As aptly demonstrated in the recent showdown between President Barack Obama and Congress, there is nothing new about parliamentary action against self-interest. For another tech-law example, consider the tremendous resources invested by the recording and film industries to block the development of tools such as VHS or Betamax video recording, which allowed time shifting but also illicit copying of protected works. Despite resounding victories in numerous battles in parliaments and courts around the world, the industry lost the war, with digital file sharing capabilities forever reshaping business models and shifting the balance of power from Los Angeles-based content providers to Silicon Valley technology firms.

By stark contrast to regulation, technology develops by revolution.

The lightning rod of creation, science and innovation takes no prisoners as progress marches on. The imbalance between revolutionary developments and evolutionary responses creates a public policy gap, which helps explain how a legal framework dating back to the 1970s continues to govern data flows today. Those who lived in the 1970s can still remember vinyl records giving in to cassette tapes, compact discs and digital files; Pong played on Atari consoles transforming into Call of Duty on platforms packing the punch of supercomputers; Commodore PCs with 64 kilobytes of RAM becoming today’s Macs with capabilities a million-fold greater.
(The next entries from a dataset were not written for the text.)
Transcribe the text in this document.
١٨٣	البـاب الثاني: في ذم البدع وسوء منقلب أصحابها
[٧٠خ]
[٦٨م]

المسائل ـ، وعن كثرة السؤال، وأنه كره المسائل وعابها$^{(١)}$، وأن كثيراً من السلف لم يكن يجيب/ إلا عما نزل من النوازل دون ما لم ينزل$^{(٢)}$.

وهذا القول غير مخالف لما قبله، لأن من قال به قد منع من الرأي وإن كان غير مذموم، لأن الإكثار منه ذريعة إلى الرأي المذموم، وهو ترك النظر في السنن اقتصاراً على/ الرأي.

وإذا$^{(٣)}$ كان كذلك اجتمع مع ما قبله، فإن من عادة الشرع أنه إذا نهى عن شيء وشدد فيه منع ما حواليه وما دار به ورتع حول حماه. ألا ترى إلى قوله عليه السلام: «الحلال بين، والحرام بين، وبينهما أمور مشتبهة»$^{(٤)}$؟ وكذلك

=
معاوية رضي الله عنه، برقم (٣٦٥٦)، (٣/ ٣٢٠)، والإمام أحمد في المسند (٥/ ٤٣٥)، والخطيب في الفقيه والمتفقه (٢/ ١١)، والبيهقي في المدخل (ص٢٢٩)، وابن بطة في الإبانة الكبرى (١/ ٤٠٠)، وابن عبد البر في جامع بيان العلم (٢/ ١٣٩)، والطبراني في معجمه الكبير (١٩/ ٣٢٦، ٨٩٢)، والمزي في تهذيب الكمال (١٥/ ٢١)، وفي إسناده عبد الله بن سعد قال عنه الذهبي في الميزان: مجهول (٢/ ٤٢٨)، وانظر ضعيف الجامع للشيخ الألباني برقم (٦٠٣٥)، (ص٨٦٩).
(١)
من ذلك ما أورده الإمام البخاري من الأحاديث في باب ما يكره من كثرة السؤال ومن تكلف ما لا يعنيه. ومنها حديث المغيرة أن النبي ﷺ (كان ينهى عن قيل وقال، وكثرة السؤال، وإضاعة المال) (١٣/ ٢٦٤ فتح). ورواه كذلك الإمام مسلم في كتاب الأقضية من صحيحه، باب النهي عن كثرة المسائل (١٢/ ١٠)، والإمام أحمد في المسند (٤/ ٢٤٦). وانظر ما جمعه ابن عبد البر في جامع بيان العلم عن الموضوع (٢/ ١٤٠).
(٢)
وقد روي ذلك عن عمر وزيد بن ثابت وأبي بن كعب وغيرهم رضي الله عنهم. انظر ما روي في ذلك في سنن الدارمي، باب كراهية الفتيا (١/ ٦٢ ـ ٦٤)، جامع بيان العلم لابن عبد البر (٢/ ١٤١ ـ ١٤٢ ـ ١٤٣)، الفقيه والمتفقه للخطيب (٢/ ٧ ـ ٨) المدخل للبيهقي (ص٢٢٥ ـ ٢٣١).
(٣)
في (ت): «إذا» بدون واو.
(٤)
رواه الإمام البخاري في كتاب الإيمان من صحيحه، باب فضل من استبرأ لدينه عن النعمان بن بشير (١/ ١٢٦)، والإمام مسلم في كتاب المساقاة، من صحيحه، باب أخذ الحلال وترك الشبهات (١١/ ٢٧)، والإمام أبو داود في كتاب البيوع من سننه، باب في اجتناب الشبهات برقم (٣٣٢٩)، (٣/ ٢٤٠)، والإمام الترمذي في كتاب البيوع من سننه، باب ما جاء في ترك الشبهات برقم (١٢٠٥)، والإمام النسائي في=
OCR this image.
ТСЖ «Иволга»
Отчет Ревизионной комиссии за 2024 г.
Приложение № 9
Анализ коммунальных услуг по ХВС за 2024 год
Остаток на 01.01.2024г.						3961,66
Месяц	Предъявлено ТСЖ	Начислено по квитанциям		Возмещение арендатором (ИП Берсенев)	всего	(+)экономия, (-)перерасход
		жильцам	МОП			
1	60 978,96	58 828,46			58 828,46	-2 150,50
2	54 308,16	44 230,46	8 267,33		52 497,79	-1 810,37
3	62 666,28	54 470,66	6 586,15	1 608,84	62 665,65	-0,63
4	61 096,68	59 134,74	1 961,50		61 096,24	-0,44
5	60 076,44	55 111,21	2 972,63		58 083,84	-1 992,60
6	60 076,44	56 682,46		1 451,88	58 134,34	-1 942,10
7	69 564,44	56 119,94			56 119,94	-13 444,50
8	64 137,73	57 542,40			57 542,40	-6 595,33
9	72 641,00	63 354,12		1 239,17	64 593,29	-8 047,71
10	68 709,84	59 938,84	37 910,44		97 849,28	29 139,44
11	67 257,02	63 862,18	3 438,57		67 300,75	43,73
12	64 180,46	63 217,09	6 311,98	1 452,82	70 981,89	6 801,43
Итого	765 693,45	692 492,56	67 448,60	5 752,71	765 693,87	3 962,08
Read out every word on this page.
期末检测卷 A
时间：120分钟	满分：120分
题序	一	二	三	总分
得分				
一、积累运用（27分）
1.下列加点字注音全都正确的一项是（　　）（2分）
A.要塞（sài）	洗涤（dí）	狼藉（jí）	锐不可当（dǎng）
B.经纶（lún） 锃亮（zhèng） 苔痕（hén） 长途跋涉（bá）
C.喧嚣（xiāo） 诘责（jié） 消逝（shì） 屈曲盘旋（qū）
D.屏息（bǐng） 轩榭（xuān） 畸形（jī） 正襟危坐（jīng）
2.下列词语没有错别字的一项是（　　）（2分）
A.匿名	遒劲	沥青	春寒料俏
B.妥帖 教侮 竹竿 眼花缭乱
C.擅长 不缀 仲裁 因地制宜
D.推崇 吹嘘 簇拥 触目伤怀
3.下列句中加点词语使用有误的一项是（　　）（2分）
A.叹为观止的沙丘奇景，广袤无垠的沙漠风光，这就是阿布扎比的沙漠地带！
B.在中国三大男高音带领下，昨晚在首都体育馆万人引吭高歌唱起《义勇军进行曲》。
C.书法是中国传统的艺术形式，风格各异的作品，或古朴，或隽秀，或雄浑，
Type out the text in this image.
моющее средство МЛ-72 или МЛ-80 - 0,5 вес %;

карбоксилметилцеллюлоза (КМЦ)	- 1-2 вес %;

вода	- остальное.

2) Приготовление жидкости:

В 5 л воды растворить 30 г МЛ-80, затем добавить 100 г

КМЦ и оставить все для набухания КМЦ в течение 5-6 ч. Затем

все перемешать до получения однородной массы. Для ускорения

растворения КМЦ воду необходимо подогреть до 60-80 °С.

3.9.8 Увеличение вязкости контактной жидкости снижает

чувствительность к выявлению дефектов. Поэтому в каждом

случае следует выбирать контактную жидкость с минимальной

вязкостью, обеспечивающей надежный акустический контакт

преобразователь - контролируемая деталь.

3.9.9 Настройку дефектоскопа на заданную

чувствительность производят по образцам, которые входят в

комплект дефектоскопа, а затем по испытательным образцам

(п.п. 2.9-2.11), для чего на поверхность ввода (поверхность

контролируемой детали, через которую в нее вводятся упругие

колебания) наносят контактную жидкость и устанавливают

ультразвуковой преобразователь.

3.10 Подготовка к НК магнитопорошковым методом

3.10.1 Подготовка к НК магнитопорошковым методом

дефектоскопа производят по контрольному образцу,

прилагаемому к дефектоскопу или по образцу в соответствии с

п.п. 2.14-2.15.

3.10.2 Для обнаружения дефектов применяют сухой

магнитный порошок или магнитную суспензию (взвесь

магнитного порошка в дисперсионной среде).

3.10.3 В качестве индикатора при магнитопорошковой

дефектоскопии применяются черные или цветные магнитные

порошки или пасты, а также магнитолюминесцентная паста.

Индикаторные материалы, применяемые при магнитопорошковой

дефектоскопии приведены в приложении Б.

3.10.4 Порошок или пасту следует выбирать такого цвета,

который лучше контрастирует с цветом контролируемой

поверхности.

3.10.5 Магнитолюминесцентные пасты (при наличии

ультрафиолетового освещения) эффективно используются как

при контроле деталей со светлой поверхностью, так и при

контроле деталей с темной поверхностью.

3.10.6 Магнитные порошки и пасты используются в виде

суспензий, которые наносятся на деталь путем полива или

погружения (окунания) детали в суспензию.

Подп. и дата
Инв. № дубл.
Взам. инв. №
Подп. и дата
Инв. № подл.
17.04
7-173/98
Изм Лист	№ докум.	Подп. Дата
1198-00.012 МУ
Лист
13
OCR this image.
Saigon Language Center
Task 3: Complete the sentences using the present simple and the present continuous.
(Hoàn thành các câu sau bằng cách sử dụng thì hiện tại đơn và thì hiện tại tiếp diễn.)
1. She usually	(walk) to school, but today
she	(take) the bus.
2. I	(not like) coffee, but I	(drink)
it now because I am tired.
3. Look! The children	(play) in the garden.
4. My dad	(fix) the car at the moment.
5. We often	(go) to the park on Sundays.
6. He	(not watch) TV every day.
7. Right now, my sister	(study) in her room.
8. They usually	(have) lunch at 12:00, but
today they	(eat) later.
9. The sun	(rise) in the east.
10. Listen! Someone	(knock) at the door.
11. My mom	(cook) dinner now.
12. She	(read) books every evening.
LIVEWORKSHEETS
Clearly, regulation conceived in the 1970s strains to keep up with the pace of technology. Yet much like biological evolution, legislative developments are strongly anchored in existing language and norms. Consider the principle of accountability. For many years, policymakers suggested accountability obligations replace the bureaucratic form filling required under existing law. Instead, accountability has emerged in the new European legislation as an additional layer of regulation with the “adequacy” framework for transborder data flows intact.

What all this means is that compliance with the new legislation will remain patchy, resulting in increasingly selective enforcement. Most organizations will continue to fly under the radar and stay off the hook. The “usual suspects,” constantly under the spotlight of the press and regulators, will bear the brunt of the regulatory machine.